Mademoiselle Rendel avait été une dame, disait-on, mais avait fait un mariage au-dessous de son rang. Son mari était facteur dans une messagerie. Ils avaient cinq enfants, étaient bien mis et habitaient un rez-de-chaussée. Mademoiselle Rendel faisait le matin son ménage, et sortait invariablement les après-midi, habillée d’une robe de barège gris sur une large crinoline, et d’un châle noir à bordure violette, qu’elle attachait devant par une grande broche à camée, ramenait dans la taille en croisant les mains dessus, et dont la pointe, derrière, rasait terre. Elle portait un chapeau à bavolet en satin gris, avec des brides violettes nouées sous le menton par un nœud à longs bouts pendants ; des repentirs poivre et sel sortaient du chapeau, de chaque côté des tempes. Ses bottines trop grandes, sans talon, étaient en lasting et lacées sur le côté ; elle avait un sac en drap noir au bras, des gants à un bouton recousus aux extrémités, et un mouchoir blanc déplié en main. Dans cette tenue respectable, Mademoiselle Rendel passait au milieu de la rue, en saluant les voisines avec de jolies inclinations de côté. Elle allait voir ses anciennes amies et revenait le soir, son sac rempli ou avec des paquets dissimulés sous le châle, et elle pouvait, le lendemain, payer ses petites dettes. Elle me reçut très aimablement et me demanda si ma mère avait déjà acheté un bébé.

— Mais non, Mademoiselle, ma mère ne fera pas cette bêtise ! Nous sommes dans une panne noire : voyez mes sabots. Elle n’ira donc pas acheter des enfants : nous en avons du reste huit.

— Bon Keetje, bon. Approche-toi du feu. Quel mauvais temps, n’est-ce pas, mon enfant ?

Elle ne craignait pas que je salisse son parquet.

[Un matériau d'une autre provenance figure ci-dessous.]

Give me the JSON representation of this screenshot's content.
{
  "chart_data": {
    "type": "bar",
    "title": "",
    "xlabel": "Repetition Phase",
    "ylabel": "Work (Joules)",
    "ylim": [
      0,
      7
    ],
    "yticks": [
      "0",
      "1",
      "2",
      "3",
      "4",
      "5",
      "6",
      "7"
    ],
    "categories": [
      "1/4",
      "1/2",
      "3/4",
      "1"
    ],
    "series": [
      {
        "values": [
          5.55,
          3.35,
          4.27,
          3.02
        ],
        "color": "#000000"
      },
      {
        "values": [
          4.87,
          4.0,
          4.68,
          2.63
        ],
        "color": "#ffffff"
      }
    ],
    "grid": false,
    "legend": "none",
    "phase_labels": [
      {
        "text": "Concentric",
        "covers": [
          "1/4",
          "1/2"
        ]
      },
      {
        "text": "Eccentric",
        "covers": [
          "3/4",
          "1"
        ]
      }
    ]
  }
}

J’étais bien plus à l’aise chez elle, mais je préférais l’autre chambre. Ici, des bottines traînaient sous la table, le châle sur une chaise, des chapeaux sur des meubles, et des joujoux d’enfant dans les coins. Elle-même avait une vieille robe noire tachée, et les cheveux dans des papillotes.

Mais sur le poêle, des pommes de terre bouillaient, et des boulettes de viande rissolaient dans une lèchefrite. Ma bouche se remplissait d’eau. Il y avait neuf boulettes : une par enfant, deux pour chacun des parents. Si Mademoiselle Rendel avait pris un grain de chacune, elle aurait pu en faire une de plus et me l’offrir. Ça doit être bon, d’après l’odeur. C’est étrange ! Comment s’arrangent-ils donc tous pour avoir ces bonnes choses ? Chez nous, il n’y a jamais rien, même pas à nos anniversaires, ni à la Saint-Nicolas, ni à la Noël, jamais, jamais ! et ailleurs il y a tous les jours de tout. Ici, je vois toujours neuf boulettes sur le feu.

Le mari entra pour dîner, ainsi que la fille aînée qui apprenait les modes : tous deux me firent bon accueil. Alors Mademoiselle Rendel alla dans le jardin, se fit donner, par le boulanger d’à côté, un pain noir par-dessus le mur, et me le remit en disant :

— Keetje, tu as encore à aller loin. Va, ma petite, et bien des compliments à ta mère.

Tous me conduisirent aimablement jusqu’à la porte ; la fille aînée me chargea encore de compliments, et je m’en retournai à l’autre bout d’Amsterdam, chargée de mes deux kilos de pain noir, pas enveloppés.

La neige tombait drue. Quand j’arrivai dans notre impasse, toutes les femmes étaient en émoi : en rentrant chez nous, je fus surprise par les vagissements d’un nouveau-né.



  1. En Hollande, les femmes mariées du peuple et de la petite bourgeoisie sont appelées Mademoiselle.